Ejura Protest: the UK cautions its nationals in Ghana following civilian-military clash at Ejura

Ejura Protest: the UK cautions its nationals in Ghana following civilian-military clash at Ejura

The UK Embassy in Ghana has cautioned its nationals in the country to remain vigilant in the wake of violent clashes between protestors and security personnel in Ejura on Tuesday.

A team of military dispatched to the town in the Ashanti Region to disperse a crowd of angry youth protesting the death of their colleague, Ibrahim ‘Kaaka’ Mohammed turned chaotic. The military then reportedly fired into the crowd of protestors who are said to have been throwing missiles at the security personnel.

In a series of Tweets, the UK envoy in Ghana said: “We join with the Government of Ghana to condemn illegal criminal acts of violence and we call for calm to enable the emergency services to reach those in need. In line with our travel advice, British Nationals should remain vigilant, avoid any large public gatherings and demonstrations, monitor local media for up-to-date information, and follow the advice of local authorities.”

Meanwhile, calm has returned to Ejura as police beef up security in the area.

Travel advise for British citizens in Ghana.

Most visits to Ghana are trouble-free, but criminal activity does occur and can range from incidents of petty crime to violent crime. In 2021 there has been an increase in robbery, burglary, and serious assault, and such attacks can include the use of weapons. There have been cases of violent robberies involving foreign nationals who have been attacked and robbed at gun-point. Street crime like pick-pocketing and bag snatching is on the increase in Accra. Take sensible precautions. Avoid carrying large sums of money or valuables, use a hotel safe whenever possible and be particularly vigilant when withdrawing cash from ATMs. Be particularly vigilant at night, and avoid travelling alone. Attacks on vehicles are also on the increase, and some of those attacks also involve the use of weapons. Keep windows up and keep doors locked. Those who have suffered injury or worse during attacks have been perceived as not complying fully or quickly enough.

Take care at public beaches and avoid going to the beach on your own. Theft is the main problem, but there have been isolated incidents of violent crime and sexual assault in areas popular with tourists.

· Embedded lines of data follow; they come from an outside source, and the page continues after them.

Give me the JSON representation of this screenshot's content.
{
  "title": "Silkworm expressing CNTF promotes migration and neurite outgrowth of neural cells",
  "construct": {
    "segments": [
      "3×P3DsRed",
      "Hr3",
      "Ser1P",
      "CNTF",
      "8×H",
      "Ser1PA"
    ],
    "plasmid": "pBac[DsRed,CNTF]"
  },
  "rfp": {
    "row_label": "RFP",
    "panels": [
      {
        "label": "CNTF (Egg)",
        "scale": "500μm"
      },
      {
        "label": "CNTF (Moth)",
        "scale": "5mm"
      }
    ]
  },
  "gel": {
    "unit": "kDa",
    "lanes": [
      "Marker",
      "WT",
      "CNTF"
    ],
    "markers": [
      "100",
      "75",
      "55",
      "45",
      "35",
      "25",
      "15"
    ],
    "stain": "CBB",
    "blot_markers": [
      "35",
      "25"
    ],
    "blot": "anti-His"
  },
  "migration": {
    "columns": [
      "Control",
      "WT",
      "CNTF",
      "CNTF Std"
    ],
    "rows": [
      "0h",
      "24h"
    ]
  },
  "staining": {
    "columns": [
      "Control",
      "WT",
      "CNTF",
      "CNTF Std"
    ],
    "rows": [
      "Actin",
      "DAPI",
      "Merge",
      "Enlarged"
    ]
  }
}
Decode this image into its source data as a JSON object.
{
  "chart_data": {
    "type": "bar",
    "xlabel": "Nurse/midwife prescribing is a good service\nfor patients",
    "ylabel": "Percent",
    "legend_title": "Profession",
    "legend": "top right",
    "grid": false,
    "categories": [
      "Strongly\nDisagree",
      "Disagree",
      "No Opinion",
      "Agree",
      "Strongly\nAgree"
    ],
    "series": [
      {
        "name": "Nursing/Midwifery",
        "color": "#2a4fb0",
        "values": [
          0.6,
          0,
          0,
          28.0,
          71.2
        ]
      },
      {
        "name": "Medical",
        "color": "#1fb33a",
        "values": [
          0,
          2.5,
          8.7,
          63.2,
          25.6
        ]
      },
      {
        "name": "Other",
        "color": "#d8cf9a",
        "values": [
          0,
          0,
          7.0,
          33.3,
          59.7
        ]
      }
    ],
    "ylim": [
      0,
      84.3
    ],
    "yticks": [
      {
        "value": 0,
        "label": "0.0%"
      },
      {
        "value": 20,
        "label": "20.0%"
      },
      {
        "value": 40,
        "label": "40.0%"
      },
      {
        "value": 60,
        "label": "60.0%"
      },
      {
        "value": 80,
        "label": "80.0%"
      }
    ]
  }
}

Theft of luggage and travel documents occurs at Kotoka International Airport and in hotels. Make sure your passport is secure at all times and don’t leave baggage unattended. Be wary of offers of help at the airport unless from uniformed porters or officials. All permanent staff at the airport wear an ID card showing their name and a photo. ID cards without a photo are not valid. If you are being collected at the airport, confirm the identity of your driver by asking for ID. British nationals have been robbed by impostors who have approached them before the main arrivals area pretending to be their driver.

The main areas of risk highlighted by the police are Graphic Road, George Walker Bush Highway, Accra Mall Roundabout, Awudome Cemetery Road, Pokuase-Amasaman Road, Teshie-Nungua road, Labadi Beach area, GIMPA road, and surrounding areas, and the Kokrobite Beach area. You should be especially vigilant in these locations.

Make sure you lock windows and secure accommodation both at night and before you go out. There have been cases of burglaries in areas used by the international community living overseas, including Airport Residential, Cantonments, Ridge, and Kokrobite.

There have been reports in the media of criminally-motivated kidnapping in Accra, Takoradi, and Kumasi, including targeting foreign nationals. Kidnaps can be for financial or political gain, or can be motivated by criminality. If you’re kidnapped, the reason for your presence is unlikely to serve as a protection or secure your safe release.

The long-standing policy of the British government is not to make substantive concessions to hostage takers. The British government considers that paying ransoms and releasing prisoners increases the risk of further hostage-taking.